The Story
By the late 1990s, Las Vegas casinos had discovered that a spectacular golf course could be as persuasive as any suite or show, and the arms race was on. Cascata was the escalation: a Rees Jones design blasted and sculpted into a barren canyon of the River Mountains above Boulder City, a short drive from Hoover Dam. Reported construction costs ran anywhere from fifty to seventy million dollars — whichever number you believe, it stood among the most expensive golf courses ever built when it opened in 2000.

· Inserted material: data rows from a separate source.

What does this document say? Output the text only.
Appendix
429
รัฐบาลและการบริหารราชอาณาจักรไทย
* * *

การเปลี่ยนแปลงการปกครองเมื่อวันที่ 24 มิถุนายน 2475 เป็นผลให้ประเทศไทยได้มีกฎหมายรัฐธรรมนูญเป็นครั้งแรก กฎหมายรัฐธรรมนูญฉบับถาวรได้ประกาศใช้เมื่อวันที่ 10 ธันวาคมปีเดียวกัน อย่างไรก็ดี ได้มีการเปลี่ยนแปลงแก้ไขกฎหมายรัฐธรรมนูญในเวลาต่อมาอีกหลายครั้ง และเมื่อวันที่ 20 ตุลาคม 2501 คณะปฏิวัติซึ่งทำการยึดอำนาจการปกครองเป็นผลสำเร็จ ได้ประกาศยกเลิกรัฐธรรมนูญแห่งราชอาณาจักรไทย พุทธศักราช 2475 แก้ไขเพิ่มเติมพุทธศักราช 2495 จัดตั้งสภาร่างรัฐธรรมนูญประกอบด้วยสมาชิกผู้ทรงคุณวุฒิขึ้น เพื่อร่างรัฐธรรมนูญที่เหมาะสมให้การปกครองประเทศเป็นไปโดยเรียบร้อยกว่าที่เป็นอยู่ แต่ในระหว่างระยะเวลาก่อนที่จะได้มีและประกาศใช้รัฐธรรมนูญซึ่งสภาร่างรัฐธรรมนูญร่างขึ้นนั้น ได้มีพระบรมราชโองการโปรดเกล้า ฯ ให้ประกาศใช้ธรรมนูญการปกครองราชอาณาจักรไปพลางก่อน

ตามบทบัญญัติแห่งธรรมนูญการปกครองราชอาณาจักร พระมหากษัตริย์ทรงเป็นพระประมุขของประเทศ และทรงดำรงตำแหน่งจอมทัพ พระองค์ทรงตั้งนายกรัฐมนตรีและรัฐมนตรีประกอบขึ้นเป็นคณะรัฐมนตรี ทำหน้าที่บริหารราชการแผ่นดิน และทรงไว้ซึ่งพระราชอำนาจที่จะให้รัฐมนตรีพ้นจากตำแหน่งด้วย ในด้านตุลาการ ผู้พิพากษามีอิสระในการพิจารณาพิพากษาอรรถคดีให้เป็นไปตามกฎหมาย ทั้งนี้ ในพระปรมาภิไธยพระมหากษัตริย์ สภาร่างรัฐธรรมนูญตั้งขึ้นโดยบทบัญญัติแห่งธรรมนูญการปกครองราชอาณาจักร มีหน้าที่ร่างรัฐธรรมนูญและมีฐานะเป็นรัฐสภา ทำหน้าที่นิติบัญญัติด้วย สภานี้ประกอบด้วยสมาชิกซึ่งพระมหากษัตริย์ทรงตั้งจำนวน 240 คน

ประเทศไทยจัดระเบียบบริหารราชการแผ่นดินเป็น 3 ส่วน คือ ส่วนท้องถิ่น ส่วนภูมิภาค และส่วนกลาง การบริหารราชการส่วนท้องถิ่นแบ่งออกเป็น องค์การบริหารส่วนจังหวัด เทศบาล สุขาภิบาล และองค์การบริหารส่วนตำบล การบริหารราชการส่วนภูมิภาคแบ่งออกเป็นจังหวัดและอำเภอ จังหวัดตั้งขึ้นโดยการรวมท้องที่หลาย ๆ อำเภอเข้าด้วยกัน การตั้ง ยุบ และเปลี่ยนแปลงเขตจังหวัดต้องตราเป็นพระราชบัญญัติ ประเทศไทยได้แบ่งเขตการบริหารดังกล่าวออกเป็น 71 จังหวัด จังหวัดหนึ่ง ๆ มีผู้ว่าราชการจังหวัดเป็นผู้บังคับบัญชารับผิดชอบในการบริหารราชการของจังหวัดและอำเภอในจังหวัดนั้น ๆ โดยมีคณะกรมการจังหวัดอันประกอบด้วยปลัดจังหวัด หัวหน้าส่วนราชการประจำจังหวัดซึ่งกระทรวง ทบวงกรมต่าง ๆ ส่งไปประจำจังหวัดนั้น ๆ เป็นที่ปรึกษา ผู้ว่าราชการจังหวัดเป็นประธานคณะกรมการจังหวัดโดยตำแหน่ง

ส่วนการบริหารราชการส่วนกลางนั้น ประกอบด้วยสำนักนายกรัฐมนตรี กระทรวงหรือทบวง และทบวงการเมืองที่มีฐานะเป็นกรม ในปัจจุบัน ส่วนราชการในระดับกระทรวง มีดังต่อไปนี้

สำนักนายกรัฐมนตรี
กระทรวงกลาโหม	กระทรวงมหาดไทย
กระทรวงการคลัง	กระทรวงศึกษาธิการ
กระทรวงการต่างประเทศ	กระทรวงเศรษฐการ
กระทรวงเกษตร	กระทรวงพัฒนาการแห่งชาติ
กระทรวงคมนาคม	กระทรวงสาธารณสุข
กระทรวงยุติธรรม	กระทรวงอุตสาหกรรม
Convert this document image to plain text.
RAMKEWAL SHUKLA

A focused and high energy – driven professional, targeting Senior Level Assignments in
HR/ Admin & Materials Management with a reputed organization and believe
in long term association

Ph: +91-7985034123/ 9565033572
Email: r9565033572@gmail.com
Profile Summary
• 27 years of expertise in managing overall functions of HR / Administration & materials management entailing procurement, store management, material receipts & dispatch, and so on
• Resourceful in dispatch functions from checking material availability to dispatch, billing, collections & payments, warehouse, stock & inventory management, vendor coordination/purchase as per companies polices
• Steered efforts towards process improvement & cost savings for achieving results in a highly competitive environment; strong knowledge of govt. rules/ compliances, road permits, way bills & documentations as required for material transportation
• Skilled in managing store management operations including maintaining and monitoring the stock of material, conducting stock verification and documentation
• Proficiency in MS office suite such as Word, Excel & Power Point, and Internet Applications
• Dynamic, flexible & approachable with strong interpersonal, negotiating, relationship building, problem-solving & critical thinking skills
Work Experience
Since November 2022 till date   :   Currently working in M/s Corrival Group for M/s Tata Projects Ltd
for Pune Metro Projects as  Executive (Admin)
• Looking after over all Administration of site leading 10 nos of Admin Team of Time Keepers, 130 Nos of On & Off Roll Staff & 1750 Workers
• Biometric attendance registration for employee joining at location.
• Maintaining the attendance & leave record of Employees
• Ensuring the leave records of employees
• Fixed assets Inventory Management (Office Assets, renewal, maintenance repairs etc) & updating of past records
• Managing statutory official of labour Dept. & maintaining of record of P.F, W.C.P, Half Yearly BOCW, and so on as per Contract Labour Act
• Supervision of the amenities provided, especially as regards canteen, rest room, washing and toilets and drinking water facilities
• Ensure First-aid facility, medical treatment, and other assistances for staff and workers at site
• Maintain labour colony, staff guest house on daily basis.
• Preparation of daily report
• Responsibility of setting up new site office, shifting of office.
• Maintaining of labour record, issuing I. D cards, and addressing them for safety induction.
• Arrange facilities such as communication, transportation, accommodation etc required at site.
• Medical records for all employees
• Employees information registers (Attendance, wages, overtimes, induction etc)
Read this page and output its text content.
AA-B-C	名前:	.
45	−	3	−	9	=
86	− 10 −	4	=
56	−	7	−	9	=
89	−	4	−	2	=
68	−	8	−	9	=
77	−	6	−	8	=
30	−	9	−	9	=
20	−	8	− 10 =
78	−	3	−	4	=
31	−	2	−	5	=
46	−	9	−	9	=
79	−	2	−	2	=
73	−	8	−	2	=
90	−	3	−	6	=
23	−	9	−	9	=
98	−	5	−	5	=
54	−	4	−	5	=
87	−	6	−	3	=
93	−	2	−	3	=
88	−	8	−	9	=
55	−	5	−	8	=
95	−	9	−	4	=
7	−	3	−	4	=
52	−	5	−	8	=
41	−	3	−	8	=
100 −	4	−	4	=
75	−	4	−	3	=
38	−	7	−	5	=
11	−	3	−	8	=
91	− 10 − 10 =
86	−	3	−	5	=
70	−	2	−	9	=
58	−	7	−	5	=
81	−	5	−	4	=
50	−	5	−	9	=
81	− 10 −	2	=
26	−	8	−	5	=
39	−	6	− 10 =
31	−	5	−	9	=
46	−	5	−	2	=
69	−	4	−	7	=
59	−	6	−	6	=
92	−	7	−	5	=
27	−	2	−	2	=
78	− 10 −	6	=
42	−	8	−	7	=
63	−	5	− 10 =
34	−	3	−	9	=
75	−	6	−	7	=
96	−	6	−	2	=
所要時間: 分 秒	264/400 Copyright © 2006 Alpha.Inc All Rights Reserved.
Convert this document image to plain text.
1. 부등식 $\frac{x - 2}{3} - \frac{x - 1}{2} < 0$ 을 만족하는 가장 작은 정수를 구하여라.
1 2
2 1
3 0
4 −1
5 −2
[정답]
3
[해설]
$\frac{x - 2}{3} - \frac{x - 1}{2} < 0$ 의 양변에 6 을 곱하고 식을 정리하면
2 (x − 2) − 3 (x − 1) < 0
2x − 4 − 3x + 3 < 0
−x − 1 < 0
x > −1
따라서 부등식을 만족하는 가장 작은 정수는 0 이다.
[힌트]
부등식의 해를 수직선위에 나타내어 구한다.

The name is Italian for 'waterfall,' and Cascata does not use the word loosely. A 418-foot waterfall spills down the mountainside above the course, feeding a stream that flows straight through the lobby of the 37,000-square-foot Tuscan-style clubhouse before continuing out into the desert. Jones called his finished work 'the eighth wonder of the golf world'; Sports Illustrated, more quietly, called it 'golf's hidden treasure.' Both were reacting to the same trick — lush green fairways climbing through raw desert canyon, each hole feeling like it has the mountains to itself.
For years Cascata was effectively invitation-only, reserved for the casino's biggest players — a course more whispered about than photographed. Today it takes public tee times, and the experience remains what it was designed to be: thirty minutes from the Strip, a world away from it. You play in canyon silence, the waterfall glinting above, and you understand why the high rollers kept this one to themselves.